KNOCKING **** Sweden 2021 Dir: Frida Kempff. 78 mins
Shot in a suitably confined screen ratio (1.66:1) for maximum claustrophobia, this is an inventively executed, intense entry in the “is-she-or-isn’t-she-going-mental” sub-genre. Molly (a superb, empathetic performance by Cecilia Milocco) feels the time is right to return to “normality” after a year in psychiatric care. Her adjustment back to sunlight, public transport and a new apartment (via an elevator sporting ‘Help’ in bright red on the walls) melds with fragments of the woman she loved: Facebook-documented memories, oblique hints of something occurring on a picturesque beach. Almost immediately, she is disturbed by a repetitive knocking on her ceiling. Neighbours – notably the odd, potentially sinister guy living upstairs – deny responsibility but she becomes increasingly convinced of a woman being brutalised on the premises.

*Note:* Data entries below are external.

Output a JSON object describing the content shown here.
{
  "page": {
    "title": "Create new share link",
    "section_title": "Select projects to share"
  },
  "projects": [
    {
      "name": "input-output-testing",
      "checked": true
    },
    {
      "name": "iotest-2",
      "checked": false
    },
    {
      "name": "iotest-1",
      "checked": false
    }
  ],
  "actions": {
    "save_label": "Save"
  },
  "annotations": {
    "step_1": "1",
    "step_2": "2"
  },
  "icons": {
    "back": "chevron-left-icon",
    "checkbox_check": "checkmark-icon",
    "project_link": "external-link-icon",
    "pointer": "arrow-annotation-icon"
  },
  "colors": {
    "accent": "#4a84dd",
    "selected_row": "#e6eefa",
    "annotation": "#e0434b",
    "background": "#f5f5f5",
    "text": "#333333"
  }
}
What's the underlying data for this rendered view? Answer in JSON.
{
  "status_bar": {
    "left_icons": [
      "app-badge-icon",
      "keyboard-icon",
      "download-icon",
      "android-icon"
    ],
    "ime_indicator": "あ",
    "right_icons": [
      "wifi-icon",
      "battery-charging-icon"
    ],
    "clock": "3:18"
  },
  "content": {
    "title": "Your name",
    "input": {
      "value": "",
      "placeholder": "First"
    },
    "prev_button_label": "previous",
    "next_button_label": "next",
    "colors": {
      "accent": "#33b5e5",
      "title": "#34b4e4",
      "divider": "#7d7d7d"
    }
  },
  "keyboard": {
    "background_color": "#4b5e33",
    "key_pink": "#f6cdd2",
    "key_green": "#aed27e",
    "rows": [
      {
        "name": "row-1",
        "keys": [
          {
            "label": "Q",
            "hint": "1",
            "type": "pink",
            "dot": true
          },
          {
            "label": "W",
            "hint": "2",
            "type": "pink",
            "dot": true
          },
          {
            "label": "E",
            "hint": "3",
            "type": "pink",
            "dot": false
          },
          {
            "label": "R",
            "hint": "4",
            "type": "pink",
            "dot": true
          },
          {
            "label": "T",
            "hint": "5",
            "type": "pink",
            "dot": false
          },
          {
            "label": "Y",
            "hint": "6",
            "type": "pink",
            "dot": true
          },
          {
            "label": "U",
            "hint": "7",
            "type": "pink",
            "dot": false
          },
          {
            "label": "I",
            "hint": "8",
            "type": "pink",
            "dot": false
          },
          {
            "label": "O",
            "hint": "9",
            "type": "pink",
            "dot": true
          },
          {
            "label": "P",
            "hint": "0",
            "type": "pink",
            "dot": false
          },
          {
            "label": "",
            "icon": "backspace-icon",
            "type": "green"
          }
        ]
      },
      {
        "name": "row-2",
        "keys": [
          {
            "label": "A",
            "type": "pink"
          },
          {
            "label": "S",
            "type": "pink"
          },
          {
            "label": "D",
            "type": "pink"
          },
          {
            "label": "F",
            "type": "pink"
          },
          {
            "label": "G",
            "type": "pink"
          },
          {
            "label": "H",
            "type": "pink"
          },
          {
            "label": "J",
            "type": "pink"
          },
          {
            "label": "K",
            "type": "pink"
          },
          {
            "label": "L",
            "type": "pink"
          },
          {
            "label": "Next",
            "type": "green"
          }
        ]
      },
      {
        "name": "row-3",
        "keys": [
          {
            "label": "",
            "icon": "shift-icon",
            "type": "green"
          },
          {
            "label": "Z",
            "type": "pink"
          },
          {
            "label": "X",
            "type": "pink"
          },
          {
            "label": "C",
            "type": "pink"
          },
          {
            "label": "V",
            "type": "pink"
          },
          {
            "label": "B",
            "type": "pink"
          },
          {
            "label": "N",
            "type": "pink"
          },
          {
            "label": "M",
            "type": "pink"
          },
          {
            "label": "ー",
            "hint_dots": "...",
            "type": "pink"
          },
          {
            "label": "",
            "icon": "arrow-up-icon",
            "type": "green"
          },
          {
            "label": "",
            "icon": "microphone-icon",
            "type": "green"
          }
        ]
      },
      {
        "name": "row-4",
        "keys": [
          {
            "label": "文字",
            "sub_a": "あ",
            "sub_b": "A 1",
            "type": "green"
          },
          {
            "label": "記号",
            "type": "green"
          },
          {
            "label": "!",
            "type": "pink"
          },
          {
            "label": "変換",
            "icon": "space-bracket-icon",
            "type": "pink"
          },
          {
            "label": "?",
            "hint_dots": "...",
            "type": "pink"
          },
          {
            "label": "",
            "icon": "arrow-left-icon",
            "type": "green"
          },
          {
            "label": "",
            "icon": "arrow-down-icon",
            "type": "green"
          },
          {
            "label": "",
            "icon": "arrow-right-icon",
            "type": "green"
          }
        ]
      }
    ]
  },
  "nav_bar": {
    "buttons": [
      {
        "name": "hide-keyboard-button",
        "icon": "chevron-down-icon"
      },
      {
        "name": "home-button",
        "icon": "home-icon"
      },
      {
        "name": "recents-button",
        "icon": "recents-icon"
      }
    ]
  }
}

Effectively (and topically) set against the backdrop of an extreme European heatwave and making suitably unsettling use of sound (the whir of Molly’s fan, a constant electrical hum, the trilling of an injured bird, Molly’s weirdly jarring ring tone), this also employs the visual language of well known past chillers. The protagonist at times acts like James Stewart’s Everyman voyeur in REAR WINDOW as she bears witness to potentially sinister acts across the courtyard, or the troubled mother at the heart of DARK WATER, fixating on an evolving, disturbing stain on the ceiling. The discordant score mimics the increasingly abrasive knocking of the title and even the rare moments of Molly relaxing and enjoying herself (having a drink and dancing to Leslie Gore’s 60s classic “You Don’t Own Me”) have an undercurrent of menace.
Director Frida Kempff never breaks away from Milocco’s perspective, so we experience her mounting paranoia without cutaways to intrusive sub-plots or extraneous characters. Time fractures with her state of mind, and extended sequences play out via body-mounted cameras that keep us locked on her anguished face while non-reassuring voices of off-camera characters add to the disorientation. It’s a gripping take on familiar thriller tropes though, from a 2021 vantage point, an all-too convincing portrait of a mentally unbalanced character in her own lockdown – endlessly haunted by the spectre of mental illness, represented by that insistent knocking, from which none of us are immune.